Scattered with British wounded taking cover in new and old shell-craters was No Man's Land as the living passed. A Briton and his prisoner would take cover together. An explosion and the prisoner might be blown to bits, or if the captor were, another Briton took charge of the prisoner. Persistently stubborn were the captors in holding on to prisoners who were trophies out of that inferno, and when a Briton was back in the first-line trench with his German his delight was greater in delivering his man alive than in his own safety. Out in No Man's Land the wounded hugged their shell-craters until the fire slackened or night fell, when they crawled back.

Where early in the morning it had appeared as if the attack were succeeding reserve battalions were sent in to the support of those in front, and as unhesitatingly and steadily as at drill they entered the blanket of shell-smoke with its vivid flashes and hissing of shrapnel bullets and shell-fragments. Commanders, I found, stood in awe of the steadfast courage of their troops. Whether officers or men, those who came out of hell were still true to their heritage of English phlegm.

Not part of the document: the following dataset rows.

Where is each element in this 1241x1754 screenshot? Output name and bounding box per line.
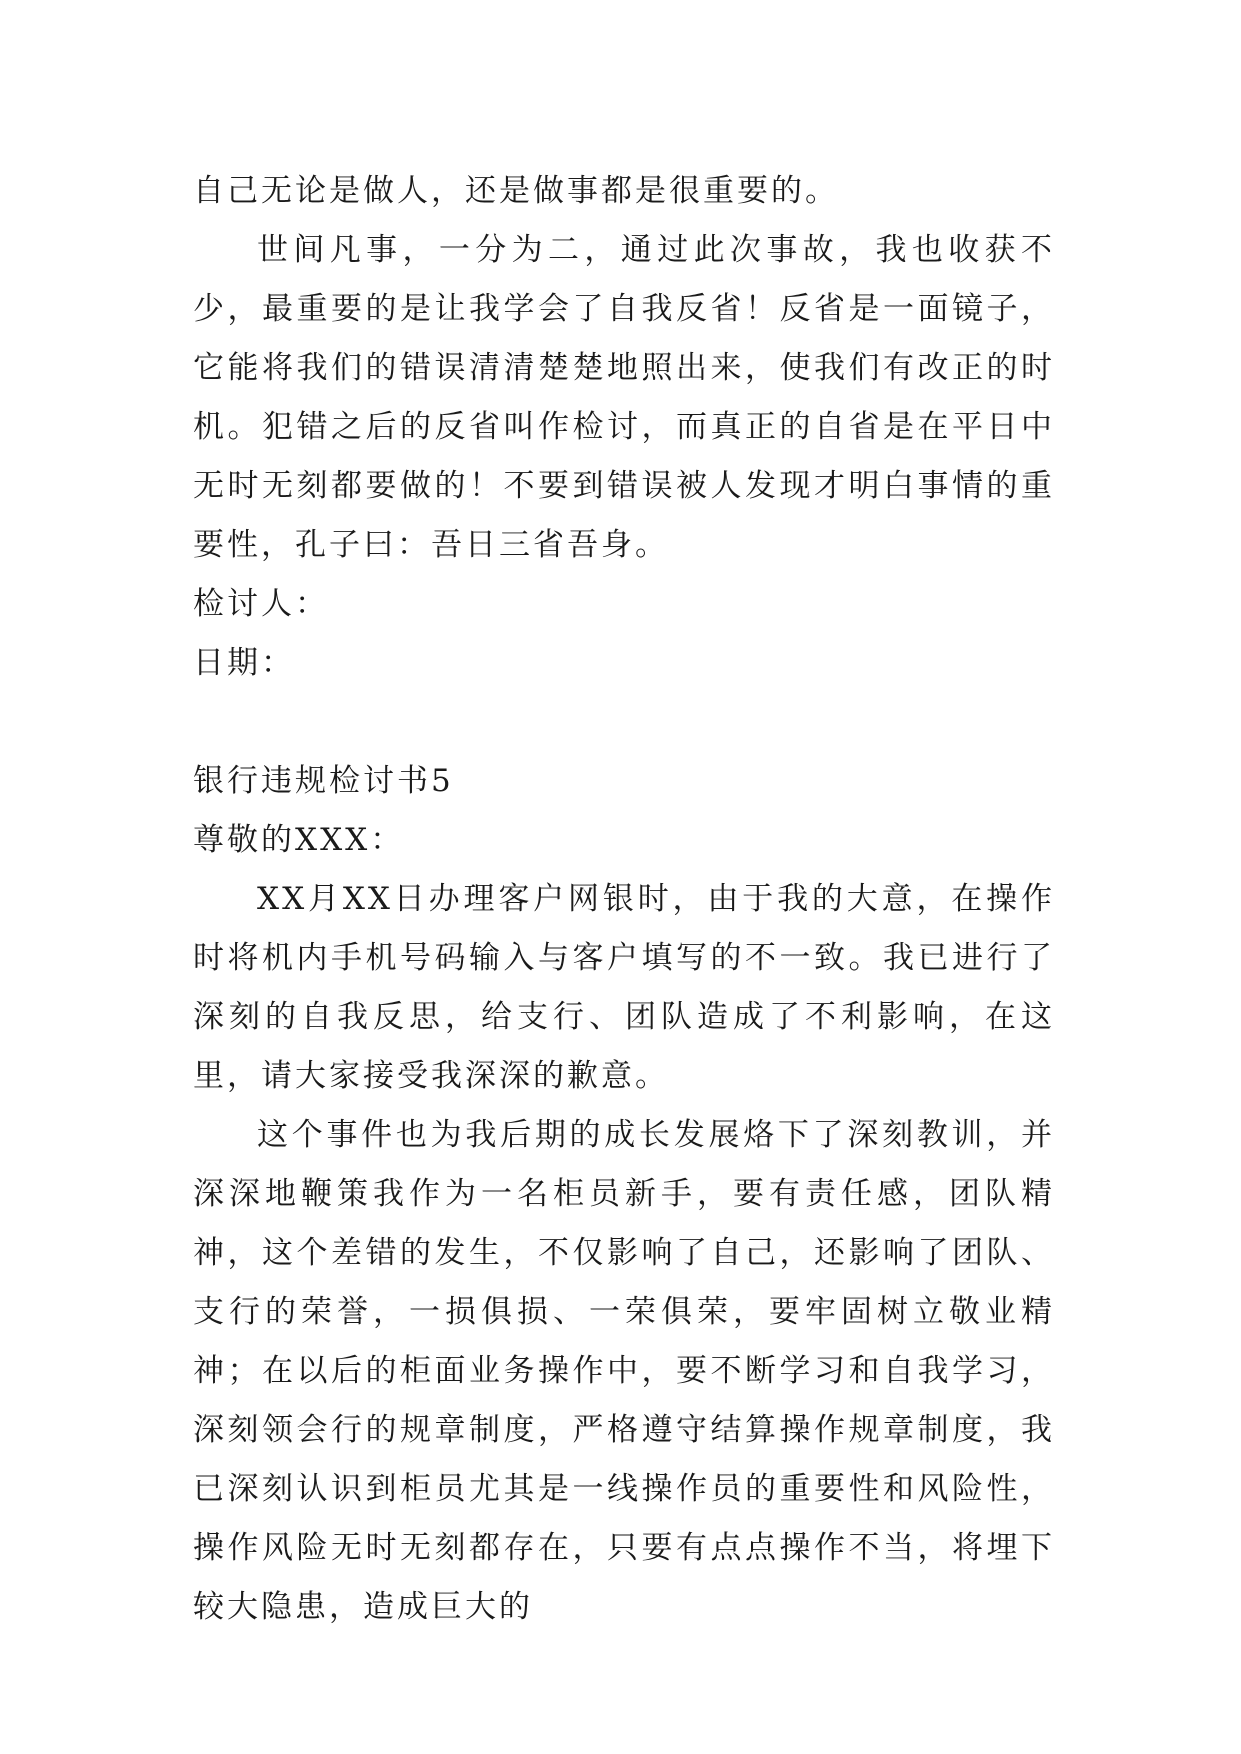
section-title: 银行违规检讨书5 [193,763,454,799]
blank-line [193,693,1055,752]
paragraph-self-reflection: 世间凡事，一分为二，通过此次事故，我也收获不少，最重要的是让我学会了自我反省！反省是一面镜子，它能将我们的错误清清楚楚地照出来，使我们有改正的时机。犯错之后的反省叫作检讨，而真正的自省是在平日中无时无刻都要做的！不要到错误被人发现才明白事情的重要性，孔子曰：吾日三省吾身。 [193,232,1055,563]
document-body [193,162,1055,1637]
salutation: 尊敬的XXX： [193,822,405,858]
date-label: 日期： [193,645,295,681]
paragraph-incident: XX月XX日办理客户网银时，由于我的大意，在操作时将机内手机号码输入与客户填写的不一致。我已进行了深刻的自我反思，给支行、团队造成了不利影响，在这里，请大家接受我深深的歉意。 [193,881,1055,1094]
signer-label: 检讨人： [193,586,329,622]
paragraph-lesson: 这个事件也为我后期的成长发展烙下了深刻教训，并深深地鞭策我作为一名柜员新手，要有责任感，团队精神，这个差错的发生，不仅影响了自己，还影响了团队、支行的荣誉，一损俱损、一荣俱荣，要牢固树立敬业精神；在以后的柜面业务操作中，要不断学习和自我学习，深刻领会行的规章制度，严格遵守结算操作规章制度，我已深刻认识到柜员尤其是一线操作员的重要性和风险性，操作风险无时无刻都存在，只要有点点操作不当，将埋下较大隐患，造成巨大的 [193,1117,1055,1625]
paragraph-continuation: 自己无论是做人，还是做事都是很重要的。 [193,173,839,209]
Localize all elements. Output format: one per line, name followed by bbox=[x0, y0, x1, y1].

Covered with chalk dust from crawling, their bandages blood-soaked, bespattered with the blood of comrades as they lay on litters or hobbled down a communication trench, they looked blank when they mentioned the scenes that they had witnessed; but they gave no impression of despair. It did not occur to them that they had been beaten; they had been roughly handled in one round of a many-round fight. Had a German counter-attack developed they would have settled down, rifle in hand, to stall through the next round. And that young officer barely twenty, smiling though weak from loss of blood from two wounds, refusing assistance as he pulled himself along among the "walking wounded," showed a bravery in his stoicism equal to any on the field when he said, "It did not go well this time," in a way that indicated that, of course, it would in the end.

It was over one of those large scale, raised maps showing in facsimile all the elevations that a certain corps commander told the story of the whole attack with a simplicity and frankness which was a victory of character even if he had not won a victory in battle. He rehearsed the details of preparation, which were the same in their elaborate care as those of corps which had succeeded; and he did not say that luck had been against him-indeed, he never once used the word-but merely that the German fortifications had been too strong and the gunfire too heavy. He bore himself in the same manner that he would in his house in England; but his eyes told of suffering and when he spoke of his men his voice quavered.

Where the young officer had said that it had not gone well this time and a private had said, "We must try again, sir!" the general had said that repulse was an incident of a prolonged operation in the initial stage, which sounded more professional but was no more illuminating. All spoke of lessons learned for the future. Thus they had stood the supreme test which repulse alone can give.

What could an observer say or do that was not banal in the eyes of men who had been through such experiences? Only listen and look on with the awe of one who feels that he is in the presence of immortal heroism. And an hour's motor ride away were troops in the glow of that success which is without comparison in its physical elation-the success of arms.